I have given different ways to create DataFrame from text file
val conf = new SparkConf().setAppName(appName).setMaster("local")
val sc = SparkContext(conf)
raw text file
val file = sc.textFile("C:\\vikas\\spark\\Interview\\text.txt")
val fileToDf = file.map(_.split(",")).map{case Array(a,b,c) =>
(a,b.toInt,c)}.toDF("name","age","city")
fileToDf.foreach(println(_))
spark session without schema
import org.apache.spark.sql.SparkSession
val sparkSess =
SparkSession.builder().appName("SparkSessionZipsExample")
.config(conf).getOrCreate()
val df = sparkSess.read.option("header",
"false").csv("C:\\vikas\\spark\\Interview\\text.txt")
df.show()
spark session with schema
import org.apache.spark.sql.types._
val schemaString = "name age city"
val fields = schemaString.split(" ").map(fieldName => StructField(fieldName,
StringType, nullable=true))
val schema = StructType(fields)
val dfWithSchema = sparkSess.read.option("header",
"false").schema(schema).csv("C:\\vikas\\spark\\Interview\\text.txt")
dfWithSchema.show()
using sql context
import org.apache.spark.sql.SQLContext
val fileRdd =
sc.textFile("C:\\vikas\\spark\\Interview\\text.txt").map(_.split(",")).map{x
=> org.apache.spark.sql.Row(x:_*)}
val sqlDf = sqlCtx.createDataFrame(fileRdd,schema)
sqlDf.show()
If you want to use the toDF method, you have to convert your RDD of Array[String] into a RDD of a case class.

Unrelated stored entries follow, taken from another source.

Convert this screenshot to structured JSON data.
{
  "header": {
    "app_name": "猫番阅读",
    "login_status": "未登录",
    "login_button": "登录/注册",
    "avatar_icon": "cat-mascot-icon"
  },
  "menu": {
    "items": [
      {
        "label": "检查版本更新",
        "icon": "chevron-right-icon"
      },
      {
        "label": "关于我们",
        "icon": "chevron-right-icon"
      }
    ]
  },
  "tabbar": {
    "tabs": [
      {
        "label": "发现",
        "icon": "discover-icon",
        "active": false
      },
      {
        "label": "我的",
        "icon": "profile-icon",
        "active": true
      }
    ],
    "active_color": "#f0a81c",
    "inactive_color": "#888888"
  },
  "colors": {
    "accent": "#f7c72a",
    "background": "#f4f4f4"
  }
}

For example, you have to do:
case class Test(id:String,filed2:String)
val myFile = sc.textFile("file.txt")
val df= myFile.map( x => x.split(";") ).map( x=> Test(x(0),x(1)) ).toDF()

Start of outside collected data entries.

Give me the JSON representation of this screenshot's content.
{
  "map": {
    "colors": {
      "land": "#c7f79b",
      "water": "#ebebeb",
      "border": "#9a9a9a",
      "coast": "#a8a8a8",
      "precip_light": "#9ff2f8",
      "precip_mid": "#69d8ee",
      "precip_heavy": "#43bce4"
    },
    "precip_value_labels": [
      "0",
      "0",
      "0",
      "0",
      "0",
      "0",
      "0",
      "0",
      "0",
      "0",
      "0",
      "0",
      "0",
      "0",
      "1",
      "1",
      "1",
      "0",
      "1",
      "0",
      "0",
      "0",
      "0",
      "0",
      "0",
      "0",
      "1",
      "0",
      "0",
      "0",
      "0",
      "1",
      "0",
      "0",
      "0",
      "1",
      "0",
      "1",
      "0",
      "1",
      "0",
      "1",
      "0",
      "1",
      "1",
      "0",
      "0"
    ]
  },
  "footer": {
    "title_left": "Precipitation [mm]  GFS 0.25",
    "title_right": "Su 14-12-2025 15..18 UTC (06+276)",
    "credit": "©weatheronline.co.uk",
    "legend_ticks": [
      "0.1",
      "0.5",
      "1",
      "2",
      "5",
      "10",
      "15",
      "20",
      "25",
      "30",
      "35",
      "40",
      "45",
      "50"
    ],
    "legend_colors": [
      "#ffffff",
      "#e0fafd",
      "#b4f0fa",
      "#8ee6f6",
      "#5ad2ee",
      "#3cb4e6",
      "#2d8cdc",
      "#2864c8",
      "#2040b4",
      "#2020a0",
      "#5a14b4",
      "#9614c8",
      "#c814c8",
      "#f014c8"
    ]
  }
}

You will not able to convert it into data frame until you use implicit conversion.
val sqlContext = new SqlContext(new SparkContext())
import sqlContext.implicits._
After this only you can convert this to data frame
case class Test(id:String,filed2:String)
val myFile = sc.textFile("file.txt")
val df= myFile.map( x => x.split(";") ).map( x=> Test(x(0),x(1)) ).toDF()
val df = spark.read.textFile("abc.txt")
case class Abc (amount:Int, types: String, id:Int) //columns and data types
val df2 = df.map(rec=>Amount(rec(0).toInt, rec(1), rec(2).toInt))
rdd2.printSchema
root
|-- amount: integer (nullable = true)
|-- types: string (nullable = true)
|-- id: integer (nullable = true)
A txt File with PIPE (|) delimited file can be read as :
df = spark.read.option("sep", "|").option("header", "true").csv("s3://bucket_name/folder_path/file_name.txt")
I know I am quite late to answer this but I have come up with a different answer:
val rdd = sc.textFile("/home/training/mydata/file.txt")
val text = rdd.map(lines=lines.split(",")).map(arrays=>(ararys(0),arrays(1))).toDF("id","name").show
You can read a file to have an RDD and then assign schema to it. Two common ways to creating schema are either using a case class or a Schema object [my preferred one]. Follows the quick snippets of code that you may use.
Case Class approach
case class Test(id:String,name:String)
val myFile = sc.textFile("file.txt")
val df= myFile.map( x => x.split(";") ).map( x=> Test(x(0),x(1)) ).toDF()
Schema Approach
import org.apache.spark.sql.types._
val schemaString = "id name"
val fields = schemaString.split(" ").map(fieldName => StructField(fieldName, StringType, nullable=true))
val schema = StructType(fields)
val dfWithSchema = sparkSess.read.option("header","false").schema(schema).csv("file.txt")
dfWithSchema.show()
The second one is my preferred approach since case class has a limitation of max 22 fields and this will be a problem if your file has more than 22 fields!